Percy Avery Rockefeller – a founder of Owenoke Corporation, youngest son of W. Avery R… Jr. married Isabel Goodrich Stillman (daughter of First National City Bank president James J. Stillman).  He attended Yale and was a member of Skull and Bones (like presidents Taft and both George Bush – and their Senator Prescott Bush; and many other Senators and Congressman and Supreme Court Justices).   Skull and Bones secret society was founded at Yale University in 1832, but is said to have its roots in German Freemasonry.

Like the Masons, the Bonesmen choose their own initiates in a process called being ‘tapped’ by an existing member.   Along with the previously mentioned, Pierre Jay, the first chairman of the New York Federal Reserve and George L. Harrison, president of the N.Y. Fed. Res., were both Bonesmen and friends of Rockefellers.  Also, George Bush tapped William Donaldson of the class of 1953, who later became the SEC Commissioner – not college football – the Securities and Exchange Commission on Wall Street.  Another member of Skull and Bones, was Winston Lord, class of 1959, chairman of the Council on Foreign Relations, ambassador to China and assistant Sec. of State to Clinton.   Henry Stimson, Pres. Taft’s Sec. of War in 1911-1913, Hoover’s Sec. of State and Truman’s Sec. of War 1940-1945; thus both WWs, was a Skull and Bones man class of 1888.  Prescott Bush and others sold to the German Steel Trust which provided materials for a great percentage of Nazi weapons and support vehicles.

Avery Rockefeller, son of Percy, one of the richest financiers of his time, also attended Yale.  He married Anna G. Mark, daughter of a wealthy steel manufacturer.  John Sterling Rockefeller, son of William Goodsell also attended Yale, and was a member of their Scroll and Key; Yale’s second oldest secret society (1842).  They also use the ‘tap’ process; and have many distinguished members – Sec. of States and CIA, etc.    Steven C. R… was dean of Middlebury College, a trustee of Asian Cultural Council and the Rockefeller Brothers Fund, and a big funder of Planned Parenthood.   Godfrey Stillman R… was a financier and member of Skull and Bones of Yale; he also was a Director of Freeport-McMoRan.  Laura Spelman Rockefeller… great-grandfather was J.D. R… and other was Fredrick H. Billings, president of Northern Pacific Railway.

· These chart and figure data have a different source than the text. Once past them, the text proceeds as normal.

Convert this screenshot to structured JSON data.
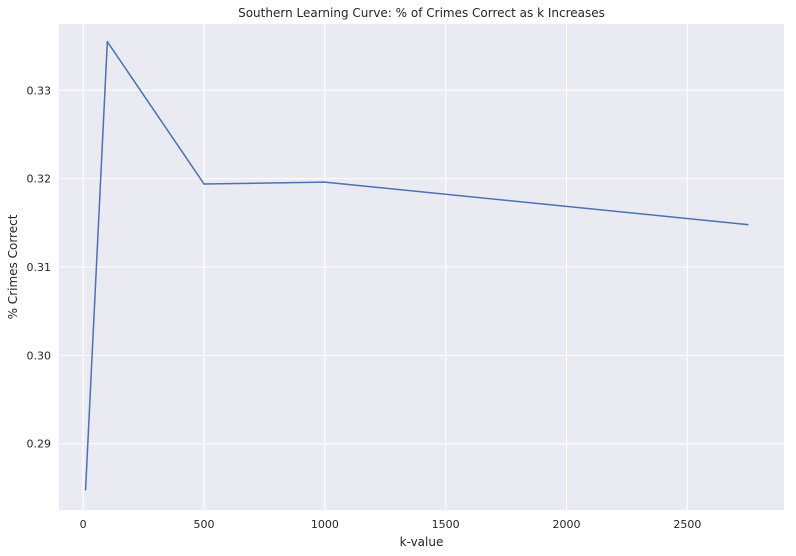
{
  "chart_data": {
    "type": "line",
    "title": "Southern Learning Curve: % of Crimes Correct as k Increases",
    "xlabel": "k-value",
    "ylabel": "% Crimes Correct",
    "xlim": [
      -100,
      2900
    ],
    "ylim": [
      0.2825,
      0.3375
    ],
    "x_ticks": [
      0,
      500,
      1000,
      1500,
      2000,
      2500
    ],
    "x_tick_labels": [
      "0",
      "500",
      "1000",
      "1500",
      "2000",
      "2500"
    ],
    "y_ticks": [
      0.29,
      0.3,
      0.31,
      0.32,
      0.33
    ],
    "y_tick_labels": [
      "0.29",
      "0.30",
      "0.31",
      "0.32",
      "0.33"
    ],
    "grid": true,
    "series": [
      {
        "color": "#4c72b0",
        "x": [
          10,
          100,
          500,
          1000,
          2750
        ],
        "y": [
          0.2848,
          0.3355,
          0.3194,
          0.3196,
          0.3148
        ]
      }
    ]
  }
}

Hope Aldrich Rockefeller was a newspaper publisher, daughter of JDR III.   She bought the Santa Fe Reporter after working there and for many papers.  Hope was at one point the 3rd richest person in New Mexico.   Her brother was John Davison ‘Jay’ Rockefeller IV, former Governor and U.S. Senator of West Virginia.  Winifred R… was the daughter of Percy…  granddaughter of James J. Stillman, pres. of National City Bank.   Nelson Aldrich Rockefeller served as the 41st Vice President of the US under Pres. Gerald Ford, and a Governor of New York.   He was named for Senator Nelson Aldrich, his grandfather, his father was JDR Jr who married Abigail Aldrich.  Nelson Aldrich, once Treasurer of the Freemason Grand Lodge of Rhode Island, pushed through the income tax amendment and was part of the Federal Reserve System design.

I have not the time to continue further now; later hope to show the hundreds of billions they hold in oil stocks and mutual funds and lands.